To make the circle complete, aggressive prosecutions of federal prosecutors for "off-label marketing" resulted in the arrest and subsequent suicide of Dr. Peter Gleason: http://www.nytimes.com/2006/07/22/business/22drugdoc.html?pa...

  Indictment of Doctor Tests Drug Marketing Rules

  At first, Dr. Peter Gleason thought his arrest was a joke.

  In the early afternoon of Monday, March 6, half a dozen 
  men in suits surrounded Dr. Gleason, a Maryland 
  psychiatrist, at a train station on Long Island and 
  handcuffed him.

  “I said, ‘Well, this is a gag,’ ” Dr. Gleason recalled in 
  a recent interview. “They said, ‘No, this isn’t.’ ”

  Dr. Gleason, 53, was taken aback because he was arrested, 
  and later charged, for doing something that has become 
  common among doctors: promoting a drug for purposes other 
  than those approved by the federal government.
That was from 2006. Gleason ended up killing himself after his career was destroyed by this prosecution: http://www.pharmalot.com/2011/07/florida-goes-after-dead-doc...

  However, the state failed to note one important detail – 
  Gleason died this past February. The 57-year-old physician 
  recently saw his medical licenses suspended in 
  Pennsylvania and California, and the accumulated weight of 
  the events apparently led him to commit suicide, according 
  to his sister. We left messages with the Florida 
  Department of Health about the filing, but not have 
  received a reply (read the complaint here).
So, to recap here: a federal court has just ruled that the legal theory that Gleason was prosecuted over, and that GSK was fined $3B over, is actually not valid.
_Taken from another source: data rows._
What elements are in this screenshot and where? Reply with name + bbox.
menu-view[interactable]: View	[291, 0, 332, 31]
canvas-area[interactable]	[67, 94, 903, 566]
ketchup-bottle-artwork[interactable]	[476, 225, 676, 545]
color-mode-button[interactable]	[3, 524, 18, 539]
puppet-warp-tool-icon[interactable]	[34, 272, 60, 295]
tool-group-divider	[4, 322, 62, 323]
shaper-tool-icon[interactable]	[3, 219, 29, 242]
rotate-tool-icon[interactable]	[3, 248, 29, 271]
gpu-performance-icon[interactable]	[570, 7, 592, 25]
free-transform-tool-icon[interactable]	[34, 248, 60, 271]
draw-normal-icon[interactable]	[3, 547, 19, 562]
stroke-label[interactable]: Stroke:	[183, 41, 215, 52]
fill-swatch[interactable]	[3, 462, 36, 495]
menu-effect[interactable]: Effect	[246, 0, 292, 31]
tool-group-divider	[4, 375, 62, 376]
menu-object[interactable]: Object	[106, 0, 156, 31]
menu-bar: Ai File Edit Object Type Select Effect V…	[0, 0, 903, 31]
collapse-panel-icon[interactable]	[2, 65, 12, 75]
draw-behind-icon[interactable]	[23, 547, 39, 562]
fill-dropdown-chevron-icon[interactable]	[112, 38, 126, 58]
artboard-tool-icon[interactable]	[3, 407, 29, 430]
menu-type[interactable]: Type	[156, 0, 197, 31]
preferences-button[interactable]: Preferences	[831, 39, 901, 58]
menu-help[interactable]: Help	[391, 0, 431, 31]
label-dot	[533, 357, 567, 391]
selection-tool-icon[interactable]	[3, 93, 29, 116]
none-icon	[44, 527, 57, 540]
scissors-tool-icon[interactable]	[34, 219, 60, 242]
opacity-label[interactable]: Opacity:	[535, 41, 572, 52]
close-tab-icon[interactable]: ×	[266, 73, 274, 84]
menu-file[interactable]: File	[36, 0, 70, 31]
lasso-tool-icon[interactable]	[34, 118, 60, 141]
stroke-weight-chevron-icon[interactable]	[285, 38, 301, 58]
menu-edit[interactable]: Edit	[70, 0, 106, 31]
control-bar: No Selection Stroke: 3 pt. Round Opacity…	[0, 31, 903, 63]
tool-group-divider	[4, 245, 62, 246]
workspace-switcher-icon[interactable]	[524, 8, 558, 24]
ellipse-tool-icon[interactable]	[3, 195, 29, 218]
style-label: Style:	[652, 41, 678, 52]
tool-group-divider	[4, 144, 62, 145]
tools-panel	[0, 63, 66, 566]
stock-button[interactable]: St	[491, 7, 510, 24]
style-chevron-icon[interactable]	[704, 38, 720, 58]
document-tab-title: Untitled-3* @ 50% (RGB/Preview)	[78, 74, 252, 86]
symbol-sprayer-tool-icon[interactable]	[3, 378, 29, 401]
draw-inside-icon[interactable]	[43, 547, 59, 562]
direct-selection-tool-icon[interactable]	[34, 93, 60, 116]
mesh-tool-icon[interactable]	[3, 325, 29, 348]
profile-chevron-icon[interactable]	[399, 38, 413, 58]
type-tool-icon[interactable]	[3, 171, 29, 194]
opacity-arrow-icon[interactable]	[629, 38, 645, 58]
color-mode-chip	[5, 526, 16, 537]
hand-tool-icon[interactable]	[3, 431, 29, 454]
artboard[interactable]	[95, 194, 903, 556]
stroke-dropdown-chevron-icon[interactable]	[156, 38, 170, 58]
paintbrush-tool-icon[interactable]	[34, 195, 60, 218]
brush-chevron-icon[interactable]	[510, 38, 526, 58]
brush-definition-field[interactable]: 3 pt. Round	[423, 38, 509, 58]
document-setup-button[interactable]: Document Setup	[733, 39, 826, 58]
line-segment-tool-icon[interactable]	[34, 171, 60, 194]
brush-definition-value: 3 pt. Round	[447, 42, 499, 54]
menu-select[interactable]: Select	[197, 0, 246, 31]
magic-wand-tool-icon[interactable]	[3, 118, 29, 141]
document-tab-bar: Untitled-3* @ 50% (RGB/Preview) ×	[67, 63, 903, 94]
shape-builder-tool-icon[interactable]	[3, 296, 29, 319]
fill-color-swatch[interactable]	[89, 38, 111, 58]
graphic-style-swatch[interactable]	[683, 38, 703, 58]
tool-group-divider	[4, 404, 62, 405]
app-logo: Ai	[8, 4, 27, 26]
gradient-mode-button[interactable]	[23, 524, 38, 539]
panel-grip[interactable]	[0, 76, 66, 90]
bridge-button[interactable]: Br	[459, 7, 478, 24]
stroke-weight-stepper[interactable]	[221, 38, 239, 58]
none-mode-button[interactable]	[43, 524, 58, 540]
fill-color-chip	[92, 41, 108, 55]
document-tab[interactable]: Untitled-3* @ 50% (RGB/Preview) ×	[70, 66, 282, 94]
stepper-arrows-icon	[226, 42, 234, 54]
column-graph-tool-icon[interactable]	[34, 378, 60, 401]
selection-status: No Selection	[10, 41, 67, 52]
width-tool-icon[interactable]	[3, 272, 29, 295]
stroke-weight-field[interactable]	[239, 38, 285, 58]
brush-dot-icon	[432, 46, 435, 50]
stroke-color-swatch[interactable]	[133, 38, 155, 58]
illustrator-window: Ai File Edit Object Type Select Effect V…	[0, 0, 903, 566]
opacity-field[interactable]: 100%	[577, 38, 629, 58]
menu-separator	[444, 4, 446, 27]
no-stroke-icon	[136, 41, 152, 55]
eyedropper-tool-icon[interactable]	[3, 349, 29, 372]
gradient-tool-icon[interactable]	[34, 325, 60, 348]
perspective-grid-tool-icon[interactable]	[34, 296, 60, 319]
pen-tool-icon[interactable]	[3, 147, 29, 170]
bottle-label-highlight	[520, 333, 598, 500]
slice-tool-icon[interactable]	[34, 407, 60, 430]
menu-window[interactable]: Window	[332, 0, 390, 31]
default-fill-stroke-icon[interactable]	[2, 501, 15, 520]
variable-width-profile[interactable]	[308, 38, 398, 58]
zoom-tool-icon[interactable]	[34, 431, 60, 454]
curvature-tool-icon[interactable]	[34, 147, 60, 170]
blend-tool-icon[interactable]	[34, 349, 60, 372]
And a man is dead because of it. Since this is an area I happen to know something about...I'm starting to believe that if domain experts got into the details of these high-profile federal prosecutions (especially for non-violent crimes) they'd find much more abuses like this.

[1]: http://www.forbes.com/sites/matthewherper/2012/02/10/the-tru...
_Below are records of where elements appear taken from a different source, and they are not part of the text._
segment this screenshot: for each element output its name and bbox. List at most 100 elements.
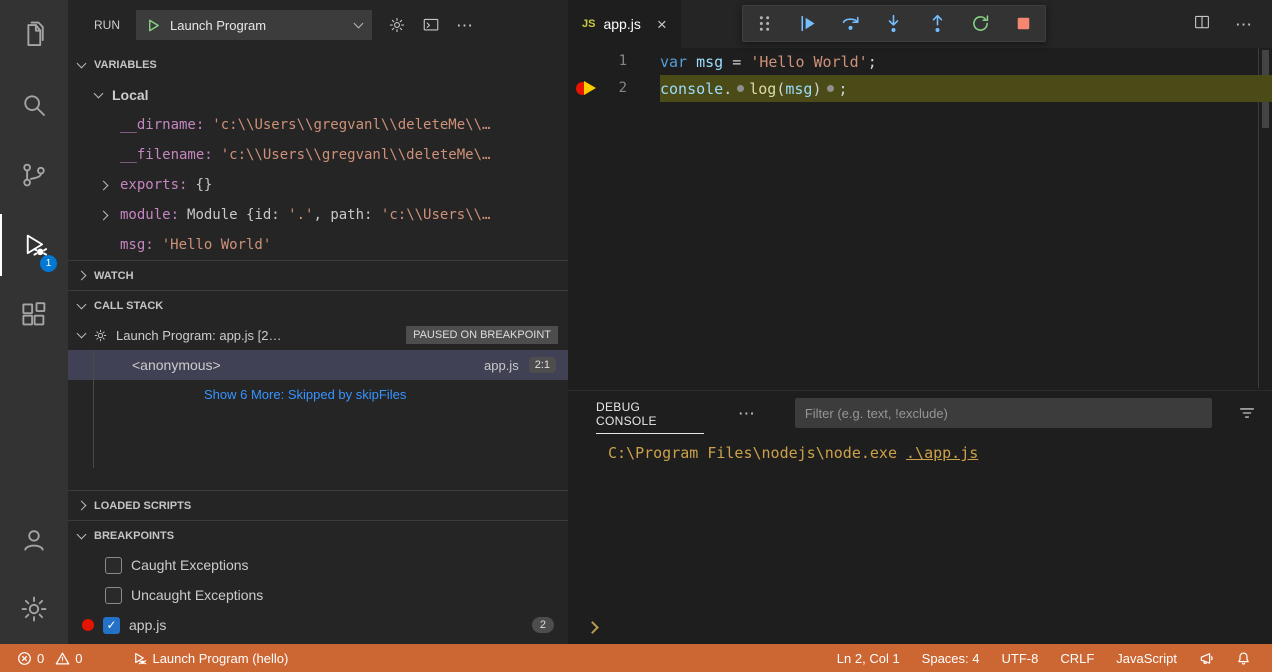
close-icon[interactable]: × (657, 16, 667, 33)
variable-dirname[interactable]: __dirname: 'c:\\Users\\gregvanl\\deleteM… (68, 110, 568, 140)
variable-name: msg: (120, 237, 154, 253)
variable-module[interactable]: module: Module {id: '.' , path: 'c:\\Use… (68, 200, 568, 230)
stop-button[interactable] (1006, 9, 1040, 39)
warning-icon (55, 651, 70, 666)
problems-status[interactable]: 0 0 (10, 644, 89, 672)
variable-value: 'c:\\Users\\gregvanl\\deleteMe\… (221, 147, 491, 163)
step-into-button[interactable] (877, 9, 911, 39)
loaded-scripts-section-header[interactable]: LOADED SCRIPTS (68, 490, 568, 520)
debug-target-label: Launch Program (hello) (152, 651, 288, 666)
editor-gutter[interactable]: 1 (568, 48, 660, 75)
continue-button[interactable] (791, 9, 825, 39)
variable-name: __filename: (120, 147, 213, 163)
variable-exports[interactable]: exports: {} (68, 170, 568, 200)
chevron-down-icon (77, 329, 87, 339)
breakpoint-uncaught-exceptions[interactable]: Uncaught Exceptions (68, 580, 568, 610)
variable-value: , path: (313, 207, 380, 223)
restart-button[interactable] (963, 9, 997, 39)
tab-app-js[interactable]: JS app.js × (568, 0, 681, 48)
error-count: 0 (37, 651, 44, 666)
configure-launch-gear-icon[interactable] (388, 16, 406, 34)
code-editor[interactable]: 1 var msg = 'Hello World'; 2 console.log… (568, 48, 1272, 390)
console-command-text: C:\Program Files\nodejs\node.exe (608, 444, 906, 462)
chevron-down-icon (77, 59, 87, 69)
variables-section-header[interactable]: VARIABLES (68, 50, 568, 80)
call-stack-section-header[interactable]: CALL STACK (68, 290, 568, 320)
variable-msg[interactable]: msg: 'Hello World' (68, 230, 568, 260)
token-identifier: console (660, 80, 723, 98)
variable-filename[interactable]: __filename: 'c:\\Users\\gregvanl\\delete… (68, 140, 568, 170)
code-line-2[interactable]: 2 console.log(msg); (568, 75, 1272, 102)
watch-section-header[interactable]: WATCH (68, 260, 568, 290)
checkbox-checked[interactable]: ✓ (103, 617, 120, 634)
console-file-link[interactable]: .\app.js (906, 444, 978, 462)
code-text: var msg = 'Hello World'; (660, 53, 877, 71)
cursor-position-status[interactable]: Ln 2, Col 1 (826, 651, 911, 666)
watch-header-label: WATCH (94, 270, 134, 282)
open-debug-console-icon[interactable] (422, 16, 440, 34)
line-number: 2 (619, 75, 627, 102)
scope-local[interactable]: Local (68, 80, 568, 110)
language-label: JavaScript (1116, 651, 1177, 666)
editor-more-actions-icon[interactable]: ⋯ (1235, 16, 1252, 33)
step-out-button[interactable] (920, 9, 954, 39)
encoding-status[interactable]: UTF-8 (991, 651, 1050, 666)
launch-config-dropdown[interactable]: Launch Program (136, 10, 372, 40)
paused-on-breakpoint-badge: PAUSED ON BREAKPOINT (406, 326, 558, 344)
notifications-bell-icon[interactable] (1225, 651, 1262, 666)
inline-breakpoint-dot-icon[interactable] (737, 85, 744, 92)
token-string: 'Hello World' (750, 53, 867, 71)
variable-name: exports: (120, 177, 187, 193)
token-argument: msg (785, 80, 812, 98)
editor-gutter[interactable]: 2 (568, 75, 660, 102)
inline-breakpoint-dot-icon[interactable] (827, 85, 834, 92)
frame-label: <anonymous> (132, 357, 221, 373)
breakpoint-app-js[interactable]: ✓ app.js 2 (68, 610, 568, 640)
checkbox-unchecked[interactable] (105, 557, 122, 574)
eol-status[interactable]: CRLF (1049, 651, 1105, 666)
console-filter-input[interactable] (795, 398, 1212, 428)
stack-frame-row[interactable]: <anonymous> app.js 2:1 (68, 350, 568, 380)
panel-more-actions-icon[interactable]: ⋯ (738, 405, 755, 422)
breakpoints-section-header[interactable]: BREAKPOINTS (68, 520, 568, 550)
warning-count: 0 (75, 651, 82, 666)
breakpoint-caught-exceptions[interactable]: Caught Exceptions (68, 550, 568, 580)
language-mode-status[interactable]: JavaScript (1105, 651, 1188, 666)
run-debug-icon[interactable]: 1 (0, 210, 68, 280)
debug-target-status[interactable]: Launch Program (hello) (125, 644, 295, 672)
source-control-icon[interactable] (0, 140, 68, 210)
tab-label: app.js (603, 16, 640, 32)
variable-name: __dirname: (120, 117, 204, 133)
console-input-chevron-icon[interactable] (586, 621, 599, 634)
breakpoint-file-label: app.js (129, 617, 166, 633)
debug-session-icon (93, 328, 108, 343)
split-editor-icon[interactable] (1193, 13, 1211, 36)
filter-icon[interactable] (1238, 404, 1256, 422)
explorer-icon[interactable] (0, 0, 68, 70)
variable-value-string: '.' (288, 207, 313, 223)
chevron-down-icon (77, 529, 87, 539)
breakpoints-header-label: BREAKPOINTS (94, 530, 174, 542)
extensions-icon[interactable] (0, 280, 68, 350)
eol-label: CRLF (1060, 651, 1094, 666)
search-icon[interactable] (0, 70, 68, 140)
views-more-actions-icon[interactable]: ⋯ (456, 17, 473, 34)
show-more-frames-link[interactable]: Show 6 More: Skipped by skipFiles (68, 380, 568, 408)
drag-handle-icon[interactable] (748, 9, 782, 39)
feedback-megaphone-icon[interactable] (1188, 651, 1225, 666)
variable-name: module: (120, 207, 179, 223)
debug-session-row[interactable]: Launch Program: app.js [2… PAUSED ON BRE… (68, 320, 568, 350)
checkbox-unchecked[interactable] (105, 587, 122, 604)
variable-value: 'Hello World' (162, 237, 272, 253)
activity-bar-spacer (0, 350, 68, 504)
paused-breakpoint-icon[interactable] (576, 81, 602, 96)
step-over-button[interactable] (834, 9, 868, 39)
tab-debug-console[interactable]: DEBUG CONSOLE (596, 400, 704, 434)
accounts-icon[interactable] (0, 504, 68, 574)
console-output-line: C:\Program Files\nodejs\node.exe .\app.j… (608, 444, 1272, 462)
settings-gear-icon[interactable] (0, 574, 68, 644)
token-paren: ) (812, 80, 821, 98)
code-line-1[interactable]: 1 var msg = 'Hello World'; (568, 48, 1272, 75)
indentation-status[interactable]: Spaces: 4 (911, 651, 991, 666)
indentation-label: Spaces: 4 (922, 651, 980, 666)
[2]: http://papers.ssrn.com/sol3/Delivery.cfm/SSRN_ID568402_code3...

1 comments

I appreciate the depth of your response but will have to say that that is a vast oversimplification of the debate over off label marketing and prescribing. The overprescribing of powerful narcotics and antipsychotics to those who didn't need them (but from which doctors and the reps they worked with profited from) has been harmful, to say the least.